A Fulton County Superior Court judge rejected former Georgia Insurance Commissioner John Oxendine’s bid to get ethics charges stemming from his failed 2010 campaign for governor dismissed.
Judge Henry Newkirk ruled Tuesday that the state ethics commission should be able to adjudicate Oxendine’s case before the former longtime Georgia politician can fight the issue in court.
“Under clearly established Georgia law, any party to an administrative action must completely exhaust their administrative remedies before seeking judicial review,” Newkirk wrote.
Stefan Ritter, executive director of the ethics commission, said Tuesday, “We think it is the correct decision.” Oxendine’s attorney, Douglas Chalmers, declined to comment.

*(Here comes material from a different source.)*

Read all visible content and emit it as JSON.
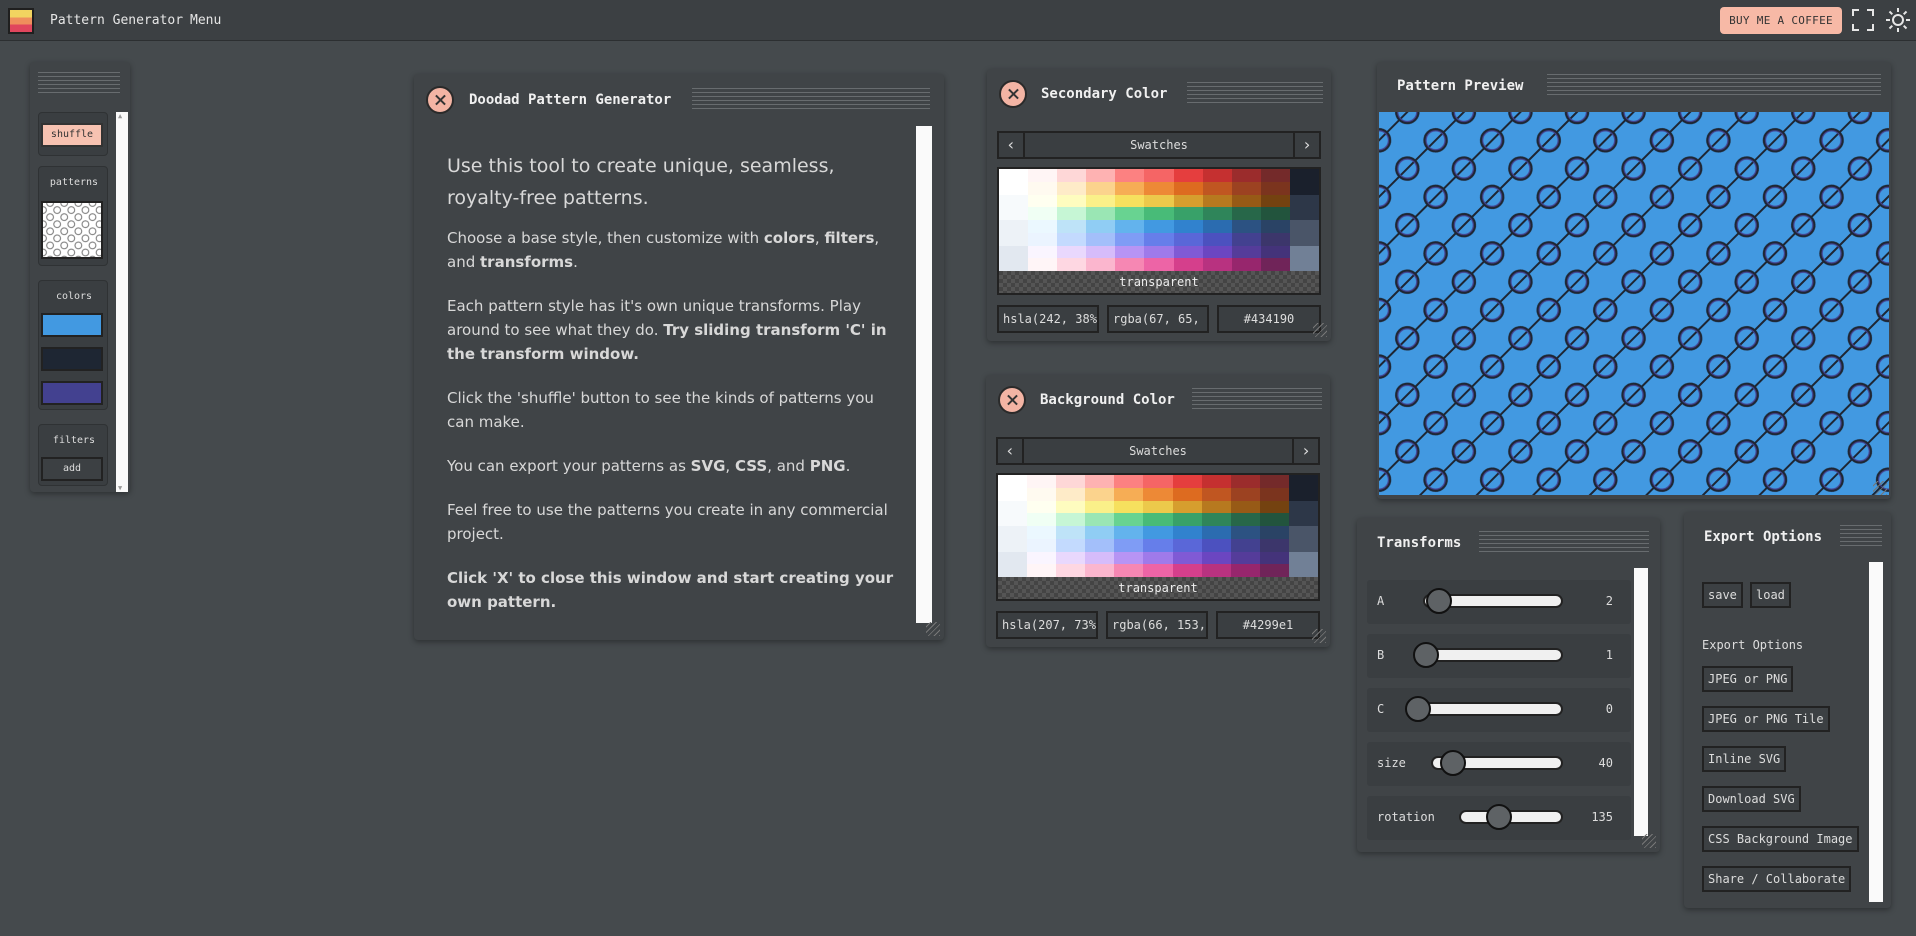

Oxendine has been battling ethics complaints since 2009, following a report by The Atlanta Journal-Constitution that he accepted $120,000 in contributions from two insurance companies.
An ethics complaint against the insurers for giving the money was dismissed in 2014 because the ethics commission’s staff had made so little progress on it. But the commission didn’t dismiss charges against Oxendine, the recipient of the donations.
The case remained largely dormant until the AJC reported last year that Oxendine failed to return more than $500,000 worth of leftover contributions from his gubernatorial bid and spent money raised for Republican runoff and general election campaigns that he never ran because he lost the primary.
Following the AJC report, ethics commission staffers filed an amended complaint against Oxendine, accusing him of improperly spending more than $208,000 raised for the runoff and general elections and accepting more than the legal limit in contributions from 19 donors.
The commission dismissed many of the charges in December after Chalmers argued that the statute of limitations had run out on charges involving the 2010 campaign.
But the commission kept alive the allegations that he took illegal contributions from the insurance companies and spent money raised for races he never ran, rather than returning it to donors.